Sight is perhaps our most cherished sense but its evolution in vertebrates is enigmatic and a cause célèbre for creationists. We bring new fossil evidence to bear on an iconic evolutionary problem: the early evolution of the vertebrate eye. We will now scrutinize the eyes of other ancient vertebrate fossils to see if we can finally build a picture of the sequence of events that took place in early vertebrate eye evolution.

Professor Gabbott
(quoted in University of Leicester press release).
Now, creationists might be tempted to rejoice at this 'loss' of evolutionary biology's refutation of their superstition but what they now need to explain is just why an intelligent designer would design a perfectly good eye for a hagfish 300 million years ago and then redesign it so it doesn't work any more and make it look just as though it had degenerated over time from a fully functional eye, complete with nonfunctional remnant structures.

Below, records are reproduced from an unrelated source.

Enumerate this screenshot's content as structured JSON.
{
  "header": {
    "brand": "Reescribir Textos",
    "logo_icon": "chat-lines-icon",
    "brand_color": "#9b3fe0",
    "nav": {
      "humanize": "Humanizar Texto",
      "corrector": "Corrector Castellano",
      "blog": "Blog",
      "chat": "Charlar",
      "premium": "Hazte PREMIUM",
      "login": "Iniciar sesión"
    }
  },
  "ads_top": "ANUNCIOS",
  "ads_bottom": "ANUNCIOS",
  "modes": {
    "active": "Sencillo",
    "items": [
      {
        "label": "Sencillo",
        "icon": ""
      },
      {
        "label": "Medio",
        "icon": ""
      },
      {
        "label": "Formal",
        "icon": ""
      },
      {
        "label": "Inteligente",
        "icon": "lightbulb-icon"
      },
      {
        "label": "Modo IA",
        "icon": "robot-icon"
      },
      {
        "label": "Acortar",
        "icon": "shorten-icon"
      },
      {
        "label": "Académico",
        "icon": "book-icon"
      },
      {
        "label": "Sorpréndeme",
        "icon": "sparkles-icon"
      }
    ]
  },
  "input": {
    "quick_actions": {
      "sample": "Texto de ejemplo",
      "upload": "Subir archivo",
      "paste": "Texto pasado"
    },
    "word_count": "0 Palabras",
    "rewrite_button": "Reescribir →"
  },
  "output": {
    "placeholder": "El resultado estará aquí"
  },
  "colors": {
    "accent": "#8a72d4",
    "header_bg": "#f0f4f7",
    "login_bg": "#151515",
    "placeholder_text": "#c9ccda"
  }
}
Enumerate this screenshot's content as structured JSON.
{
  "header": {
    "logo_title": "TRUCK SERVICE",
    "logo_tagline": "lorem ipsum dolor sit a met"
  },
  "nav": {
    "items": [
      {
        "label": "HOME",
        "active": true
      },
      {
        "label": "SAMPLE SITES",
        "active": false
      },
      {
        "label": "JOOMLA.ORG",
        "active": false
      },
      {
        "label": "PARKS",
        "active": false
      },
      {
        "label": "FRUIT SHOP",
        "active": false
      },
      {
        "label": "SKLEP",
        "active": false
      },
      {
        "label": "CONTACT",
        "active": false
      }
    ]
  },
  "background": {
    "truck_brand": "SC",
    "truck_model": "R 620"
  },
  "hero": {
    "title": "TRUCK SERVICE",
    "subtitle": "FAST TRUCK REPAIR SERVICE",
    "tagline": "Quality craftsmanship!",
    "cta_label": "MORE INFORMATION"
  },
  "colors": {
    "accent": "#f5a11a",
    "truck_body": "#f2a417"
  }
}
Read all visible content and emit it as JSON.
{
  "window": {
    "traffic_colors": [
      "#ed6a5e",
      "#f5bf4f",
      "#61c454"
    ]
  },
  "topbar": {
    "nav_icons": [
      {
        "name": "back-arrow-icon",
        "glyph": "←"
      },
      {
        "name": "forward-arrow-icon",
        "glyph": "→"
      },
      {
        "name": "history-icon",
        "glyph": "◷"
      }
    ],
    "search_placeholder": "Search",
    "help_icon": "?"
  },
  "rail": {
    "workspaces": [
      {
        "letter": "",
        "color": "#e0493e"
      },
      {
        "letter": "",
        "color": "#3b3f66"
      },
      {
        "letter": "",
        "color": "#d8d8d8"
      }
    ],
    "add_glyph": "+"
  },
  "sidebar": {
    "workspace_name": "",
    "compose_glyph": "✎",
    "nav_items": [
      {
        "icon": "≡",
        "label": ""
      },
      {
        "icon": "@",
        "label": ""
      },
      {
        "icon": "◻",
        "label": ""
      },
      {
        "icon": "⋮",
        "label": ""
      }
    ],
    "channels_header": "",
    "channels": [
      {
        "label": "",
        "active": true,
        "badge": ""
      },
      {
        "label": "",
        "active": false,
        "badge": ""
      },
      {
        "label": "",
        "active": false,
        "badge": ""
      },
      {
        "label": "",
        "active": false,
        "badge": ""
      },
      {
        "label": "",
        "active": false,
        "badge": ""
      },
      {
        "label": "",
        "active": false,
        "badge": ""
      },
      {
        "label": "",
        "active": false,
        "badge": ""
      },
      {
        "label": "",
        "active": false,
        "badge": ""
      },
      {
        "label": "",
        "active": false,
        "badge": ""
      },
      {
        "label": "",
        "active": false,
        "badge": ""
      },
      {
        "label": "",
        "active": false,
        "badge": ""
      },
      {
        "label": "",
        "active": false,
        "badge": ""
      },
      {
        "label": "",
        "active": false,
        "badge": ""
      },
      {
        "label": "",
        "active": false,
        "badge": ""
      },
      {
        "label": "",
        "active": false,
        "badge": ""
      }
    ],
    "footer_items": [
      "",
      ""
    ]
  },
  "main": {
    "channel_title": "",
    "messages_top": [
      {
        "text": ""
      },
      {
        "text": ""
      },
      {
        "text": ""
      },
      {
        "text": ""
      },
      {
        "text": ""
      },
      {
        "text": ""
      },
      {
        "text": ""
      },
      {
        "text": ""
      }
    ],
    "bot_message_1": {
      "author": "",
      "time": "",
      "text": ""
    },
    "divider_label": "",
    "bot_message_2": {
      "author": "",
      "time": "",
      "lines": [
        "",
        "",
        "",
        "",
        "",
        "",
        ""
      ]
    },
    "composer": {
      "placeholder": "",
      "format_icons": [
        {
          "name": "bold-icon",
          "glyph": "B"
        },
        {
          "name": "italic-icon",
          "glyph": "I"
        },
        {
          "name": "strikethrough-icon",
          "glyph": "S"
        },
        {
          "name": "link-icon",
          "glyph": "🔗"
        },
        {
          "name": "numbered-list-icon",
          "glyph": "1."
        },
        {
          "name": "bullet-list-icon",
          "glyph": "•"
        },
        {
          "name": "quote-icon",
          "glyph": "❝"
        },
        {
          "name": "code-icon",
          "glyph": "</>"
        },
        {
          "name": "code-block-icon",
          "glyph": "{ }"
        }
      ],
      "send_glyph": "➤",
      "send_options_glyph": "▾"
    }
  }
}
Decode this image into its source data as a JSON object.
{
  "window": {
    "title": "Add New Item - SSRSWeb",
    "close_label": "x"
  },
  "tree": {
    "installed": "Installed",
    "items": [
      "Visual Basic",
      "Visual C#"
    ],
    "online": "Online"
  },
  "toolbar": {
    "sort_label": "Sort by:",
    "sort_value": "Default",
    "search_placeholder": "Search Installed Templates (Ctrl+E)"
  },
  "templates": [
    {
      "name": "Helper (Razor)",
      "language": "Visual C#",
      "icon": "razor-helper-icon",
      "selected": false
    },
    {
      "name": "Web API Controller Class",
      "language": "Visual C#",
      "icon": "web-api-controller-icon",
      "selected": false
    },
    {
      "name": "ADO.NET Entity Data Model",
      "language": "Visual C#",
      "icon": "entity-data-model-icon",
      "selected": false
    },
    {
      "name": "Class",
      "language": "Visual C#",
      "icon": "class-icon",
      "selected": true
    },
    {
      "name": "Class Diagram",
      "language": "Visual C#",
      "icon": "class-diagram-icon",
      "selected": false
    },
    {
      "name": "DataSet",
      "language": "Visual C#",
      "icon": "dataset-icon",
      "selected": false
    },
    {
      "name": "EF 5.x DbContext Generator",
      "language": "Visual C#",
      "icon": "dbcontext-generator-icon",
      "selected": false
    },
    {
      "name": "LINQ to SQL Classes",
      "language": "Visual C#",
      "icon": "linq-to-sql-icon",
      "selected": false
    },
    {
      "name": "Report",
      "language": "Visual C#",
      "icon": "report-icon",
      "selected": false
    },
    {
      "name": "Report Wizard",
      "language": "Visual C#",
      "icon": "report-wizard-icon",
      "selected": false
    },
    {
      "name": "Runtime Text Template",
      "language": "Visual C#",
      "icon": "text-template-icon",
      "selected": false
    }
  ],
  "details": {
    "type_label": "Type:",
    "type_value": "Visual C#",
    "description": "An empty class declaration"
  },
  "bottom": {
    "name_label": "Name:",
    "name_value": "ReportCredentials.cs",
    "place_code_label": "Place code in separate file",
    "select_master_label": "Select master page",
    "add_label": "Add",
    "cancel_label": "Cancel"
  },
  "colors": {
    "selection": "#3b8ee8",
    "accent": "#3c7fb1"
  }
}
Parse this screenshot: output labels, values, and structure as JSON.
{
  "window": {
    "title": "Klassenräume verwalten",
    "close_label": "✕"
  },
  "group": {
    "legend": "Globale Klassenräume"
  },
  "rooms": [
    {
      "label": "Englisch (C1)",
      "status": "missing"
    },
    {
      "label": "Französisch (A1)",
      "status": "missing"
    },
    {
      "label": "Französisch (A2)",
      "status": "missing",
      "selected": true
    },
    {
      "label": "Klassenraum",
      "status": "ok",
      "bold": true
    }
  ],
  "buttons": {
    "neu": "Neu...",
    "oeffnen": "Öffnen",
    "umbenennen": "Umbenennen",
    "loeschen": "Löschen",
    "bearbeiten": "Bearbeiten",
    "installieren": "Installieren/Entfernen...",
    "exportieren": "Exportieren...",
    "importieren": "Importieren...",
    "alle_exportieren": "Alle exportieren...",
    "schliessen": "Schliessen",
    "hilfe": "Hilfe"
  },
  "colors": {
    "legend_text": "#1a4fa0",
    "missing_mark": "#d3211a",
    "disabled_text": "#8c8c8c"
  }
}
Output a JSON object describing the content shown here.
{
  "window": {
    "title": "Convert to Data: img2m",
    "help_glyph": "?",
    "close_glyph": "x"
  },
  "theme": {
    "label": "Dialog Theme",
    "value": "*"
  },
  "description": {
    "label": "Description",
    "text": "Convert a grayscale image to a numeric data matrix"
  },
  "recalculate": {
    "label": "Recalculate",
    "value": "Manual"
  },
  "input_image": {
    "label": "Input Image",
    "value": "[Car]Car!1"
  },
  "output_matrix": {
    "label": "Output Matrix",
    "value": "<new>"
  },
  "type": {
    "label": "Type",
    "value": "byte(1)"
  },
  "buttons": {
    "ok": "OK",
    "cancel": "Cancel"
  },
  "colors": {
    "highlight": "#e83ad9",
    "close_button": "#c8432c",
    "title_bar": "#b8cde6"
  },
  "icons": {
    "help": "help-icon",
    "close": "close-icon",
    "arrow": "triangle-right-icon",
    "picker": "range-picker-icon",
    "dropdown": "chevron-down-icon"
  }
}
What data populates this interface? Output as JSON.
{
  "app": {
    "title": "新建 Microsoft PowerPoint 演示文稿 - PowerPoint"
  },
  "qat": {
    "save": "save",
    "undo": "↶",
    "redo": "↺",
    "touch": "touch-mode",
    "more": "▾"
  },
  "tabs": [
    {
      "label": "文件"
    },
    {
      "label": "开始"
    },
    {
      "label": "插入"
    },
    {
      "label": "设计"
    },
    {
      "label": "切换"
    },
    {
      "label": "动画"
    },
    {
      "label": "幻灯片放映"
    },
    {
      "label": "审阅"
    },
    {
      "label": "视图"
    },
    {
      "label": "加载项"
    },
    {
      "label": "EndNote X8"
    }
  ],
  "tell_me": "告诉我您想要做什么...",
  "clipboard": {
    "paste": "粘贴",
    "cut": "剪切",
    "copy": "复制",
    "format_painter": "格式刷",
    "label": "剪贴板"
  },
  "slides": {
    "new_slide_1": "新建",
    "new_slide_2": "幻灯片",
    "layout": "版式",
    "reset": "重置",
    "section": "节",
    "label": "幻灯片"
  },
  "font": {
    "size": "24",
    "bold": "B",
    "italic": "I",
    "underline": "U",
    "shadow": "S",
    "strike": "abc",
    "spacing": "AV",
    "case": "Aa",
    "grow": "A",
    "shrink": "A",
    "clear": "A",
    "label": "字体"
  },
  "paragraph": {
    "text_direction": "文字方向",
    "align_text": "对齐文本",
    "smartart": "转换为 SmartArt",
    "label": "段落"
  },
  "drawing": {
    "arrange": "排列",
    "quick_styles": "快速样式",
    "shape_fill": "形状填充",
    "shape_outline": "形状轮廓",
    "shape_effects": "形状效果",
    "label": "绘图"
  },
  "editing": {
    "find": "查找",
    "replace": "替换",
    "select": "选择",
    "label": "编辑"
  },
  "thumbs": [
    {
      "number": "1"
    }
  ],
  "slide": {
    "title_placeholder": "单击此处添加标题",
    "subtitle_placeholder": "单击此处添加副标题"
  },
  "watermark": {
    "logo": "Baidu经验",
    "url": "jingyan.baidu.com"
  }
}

And of course, there is the problem of explaining how evolution had led in this case to a loss of complexity when it is axiomatic to creationism that, because evolution as described by the scientific theory of evolution involves increasing complexity this is somehow impossible due to some mysterious operation of the second law of thermodynamics. Evolutionary theory makes no such claims of course because there are very many examples of loss of complexity in redundant structure due to evolution.

What this finding suggests is that we now need to revise our understanding, not of the stepwise evolution of the vertebrate eye but simply the timescale in this particular species. It would seem that relatively complex eyes evolved sooner than we thought.